Les députés en plénière

Les députés en plénière

A la place, les députés ont préféré le texte proposé par leur collègue Adolphe Lumanu Buana Nsefu. La plénière, tenue samedi, a reproché au projet élaboré par le ministre d’Etat de l’Intérieur Denis Kalume le débordement du cadrage constitutionnel et le dirigisme, rapporte radiookapi.net

Ce texte portait également sur le financement des campagnes électorales. « Nous avions considéré que le texte le mieux élaboré, c’est celui qui s’inscrit dans le cadrage constitutionnel, légal et réglementaire sans chercher à le rétrécir ni à le déborder, moins encore à le violer », a déclaré le député Lumanu.

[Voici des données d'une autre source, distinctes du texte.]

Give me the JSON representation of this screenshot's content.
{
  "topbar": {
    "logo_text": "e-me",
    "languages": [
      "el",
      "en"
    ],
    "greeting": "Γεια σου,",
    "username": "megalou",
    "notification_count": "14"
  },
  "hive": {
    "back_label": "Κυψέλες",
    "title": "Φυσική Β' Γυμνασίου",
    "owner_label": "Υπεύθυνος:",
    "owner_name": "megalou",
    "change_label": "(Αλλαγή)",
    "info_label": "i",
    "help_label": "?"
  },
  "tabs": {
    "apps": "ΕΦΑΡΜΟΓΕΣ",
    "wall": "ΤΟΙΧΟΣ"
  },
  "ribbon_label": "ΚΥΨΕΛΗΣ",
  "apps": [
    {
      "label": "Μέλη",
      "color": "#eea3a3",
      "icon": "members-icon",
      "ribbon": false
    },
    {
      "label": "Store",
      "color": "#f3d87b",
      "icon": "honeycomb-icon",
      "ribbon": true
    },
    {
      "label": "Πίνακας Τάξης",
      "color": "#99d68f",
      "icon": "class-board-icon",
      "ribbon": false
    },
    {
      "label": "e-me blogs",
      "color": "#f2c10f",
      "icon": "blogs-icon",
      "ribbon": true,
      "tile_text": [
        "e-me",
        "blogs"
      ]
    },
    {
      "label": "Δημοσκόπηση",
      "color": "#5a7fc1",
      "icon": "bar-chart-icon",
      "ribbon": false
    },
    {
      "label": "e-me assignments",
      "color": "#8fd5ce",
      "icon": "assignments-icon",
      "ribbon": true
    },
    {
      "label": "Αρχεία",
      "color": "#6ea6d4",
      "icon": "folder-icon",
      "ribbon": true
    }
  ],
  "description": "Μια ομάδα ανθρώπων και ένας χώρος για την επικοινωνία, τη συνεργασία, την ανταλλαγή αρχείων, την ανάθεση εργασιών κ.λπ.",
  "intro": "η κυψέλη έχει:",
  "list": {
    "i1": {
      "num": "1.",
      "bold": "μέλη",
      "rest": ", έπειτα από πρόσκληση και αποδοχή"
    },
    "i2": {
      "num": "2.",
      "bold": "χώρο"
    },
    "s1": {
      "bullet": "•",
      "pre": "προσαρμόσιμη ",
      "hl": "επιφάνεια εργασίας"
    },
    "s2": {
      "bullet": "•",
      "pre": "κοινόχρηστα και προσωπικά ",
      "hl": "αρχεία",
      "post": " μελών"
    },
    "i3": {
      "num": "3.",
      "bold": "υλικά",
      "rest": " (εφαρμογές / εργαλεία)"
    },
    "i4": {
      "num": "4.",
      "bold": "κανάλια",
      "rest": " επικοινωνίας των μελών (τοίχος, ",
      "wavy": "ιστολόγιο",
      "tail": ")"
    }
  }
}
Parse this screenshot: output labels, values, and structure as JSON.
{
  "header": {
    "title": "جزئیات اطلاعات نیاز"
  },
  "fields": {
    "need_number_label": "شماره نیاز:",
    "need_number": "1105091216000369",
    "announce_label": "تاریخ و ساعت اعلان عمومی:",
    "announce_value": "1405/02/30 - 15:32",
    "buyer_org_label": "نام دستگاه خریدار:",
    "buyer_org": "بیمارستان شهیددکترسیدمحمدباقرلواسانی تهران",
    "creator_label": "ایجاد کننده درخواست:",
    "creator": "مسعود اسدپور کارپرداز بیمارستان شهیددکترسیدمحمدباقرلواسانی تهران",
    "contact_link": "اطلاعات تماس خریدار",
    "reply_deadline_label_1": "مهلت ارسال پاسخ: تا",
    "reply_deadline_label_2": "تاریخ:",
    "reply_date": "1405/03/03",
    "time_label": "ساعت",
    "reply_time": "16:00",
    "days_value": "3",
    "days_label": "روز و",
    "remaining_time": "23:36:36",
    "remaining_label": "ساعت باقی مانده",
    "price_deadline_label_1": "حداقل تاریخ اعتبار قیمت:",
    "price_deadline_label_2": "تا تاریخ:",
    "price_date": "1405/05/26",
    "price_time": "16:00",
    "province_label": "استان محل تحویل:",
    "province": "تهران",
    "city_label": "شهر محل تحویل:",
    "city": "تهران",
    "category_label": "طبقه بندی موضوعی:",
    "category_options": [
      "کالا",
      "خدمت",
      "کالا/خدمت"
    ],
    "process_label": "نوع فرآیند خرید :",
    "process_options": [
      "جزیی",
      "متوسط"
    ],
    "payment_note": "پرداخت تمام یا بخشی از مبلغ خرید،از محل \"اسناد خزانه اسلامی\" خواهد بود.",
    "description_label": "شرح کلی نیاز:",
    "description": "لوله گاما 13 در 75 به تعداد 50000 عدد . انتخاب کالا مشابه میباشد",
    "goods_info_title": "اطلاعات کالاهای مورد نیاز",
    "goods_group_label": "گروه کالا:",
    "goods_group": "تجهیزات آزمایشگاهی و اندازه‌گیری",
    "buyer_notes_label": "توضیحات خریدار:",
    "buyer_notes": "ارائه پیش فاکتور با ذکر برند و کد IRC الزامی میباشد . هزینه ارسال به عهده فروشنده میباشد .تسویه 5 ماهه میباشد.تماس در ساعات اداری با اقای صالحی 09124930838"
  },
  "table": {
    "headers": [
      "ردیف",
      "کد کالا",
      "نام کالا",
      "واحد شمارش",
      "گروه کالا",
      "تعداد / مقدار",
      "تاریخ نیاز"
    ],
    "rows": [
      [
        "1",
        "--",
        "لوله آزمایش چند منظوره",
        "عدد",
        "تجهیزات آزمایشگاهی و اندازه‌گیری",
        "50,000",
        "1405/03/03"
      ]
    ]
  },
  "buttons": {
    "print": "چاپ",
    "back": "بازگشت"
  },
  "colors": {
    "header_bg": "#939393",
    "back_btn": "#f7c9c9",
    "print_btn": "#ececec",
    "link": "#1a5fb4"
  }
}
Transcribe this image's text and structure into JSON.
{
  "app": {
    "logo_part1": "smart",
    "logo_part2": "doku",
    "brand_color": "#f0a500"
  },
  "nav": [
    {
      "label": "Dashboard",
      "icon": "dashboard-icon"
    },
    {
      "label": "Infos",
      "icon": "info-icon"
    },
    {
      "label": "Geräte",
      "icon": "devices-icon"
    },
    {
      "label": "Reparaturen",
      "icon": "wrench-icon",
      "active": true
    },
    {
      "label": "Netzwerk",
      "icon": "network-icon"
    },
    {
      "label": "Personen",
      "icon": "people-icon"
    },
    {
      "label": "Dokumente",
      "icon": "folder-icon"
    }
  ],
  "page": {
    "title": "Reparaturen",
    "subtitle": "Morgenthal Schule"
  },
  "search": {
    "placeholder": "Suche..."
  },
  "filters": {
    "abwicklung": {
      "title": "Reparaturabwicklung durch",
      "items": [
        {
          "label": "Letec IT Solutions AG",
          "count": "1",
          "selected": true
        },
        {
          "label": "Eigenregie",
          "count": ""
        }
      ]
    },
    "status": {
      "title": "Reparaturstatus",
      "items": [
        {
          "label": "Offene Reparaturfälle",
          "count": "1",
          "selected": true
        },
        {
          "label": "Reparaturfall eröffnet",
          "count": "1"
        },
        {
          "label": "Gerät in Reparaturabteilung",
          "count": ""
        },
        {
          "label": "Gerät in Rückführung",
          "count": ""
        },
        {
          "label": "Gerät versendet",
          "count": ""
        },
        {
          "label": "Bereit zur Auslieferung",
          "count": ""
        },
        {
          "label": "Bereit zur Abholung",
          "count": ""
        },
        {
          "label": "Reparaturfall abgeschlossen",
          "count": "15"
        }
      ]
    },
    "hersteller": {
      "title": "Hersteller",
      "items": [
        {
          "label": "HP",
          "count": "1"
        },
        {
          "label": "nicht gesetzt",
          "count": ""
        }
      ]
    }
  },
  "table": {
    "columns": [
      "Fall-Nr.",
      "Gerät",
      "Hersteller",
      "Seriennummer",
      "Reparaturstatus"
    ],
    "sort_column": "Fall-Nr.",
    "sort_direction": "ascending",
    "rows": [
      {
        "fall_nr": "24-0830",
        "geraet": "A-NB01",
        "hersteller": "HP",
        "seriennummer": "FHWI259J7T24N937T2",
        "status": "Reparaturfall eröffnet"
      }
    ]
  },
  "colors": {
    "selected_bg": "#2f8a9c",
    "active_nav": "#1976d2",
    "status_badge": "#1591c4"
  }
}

Il fallait aussi tenir compte du principe selon lequel, en matière d’association, la liberté est la norme, et la réglementation, l’exception, a-t-il ajouté. L’Assemblée nationale a donc estimé que le projet du gouvernement n’a pas répondu à ces exigences.

Par contre, il a péché par son caractère dirigiste par le fait de canaliser tout le fonctionnement du financement au niveau du ministère de l’Intérieur ou des organes qui violent la liberté des gens, a relevé encore le député Lumanu. En plus, a continué la même source, le texte du gouvernement instaure le financement des indépendants.

La plénière l’a donc rejeté, lui préférant celui présenté par Adolphe Lumanu. « Notre texte s’inscrit dans la perspective de consolider la démocratie, surtout de concourir au développement du pluralisme politique », a affirmé ce dernier.

Par ailleurs, au cours de la même séance, un deuxième projet du gouvernement a été examiné par l’Assemblée nationale. Il s’agit du projet de loi portant protection du patrimoine routier de l’Etat. Ce dernier a été proposé par le ministre d’Etat des Infrastructures, Travaux publics et Reconstruction, Pierre Lumbi. Contrairement à celui de son collègue de l’Intérieur, le texte de ce dernier a été jugé recevable. Pour la suite, ce texte ainsi que celui du député Lumanu portant sur le financement des partis politiques et des campagnes électorales ont été confiés pour examen approfondi aux commissions spécialisées de la chambre basse. Ces commissions ont huit jours pour rendre leurs conclusions.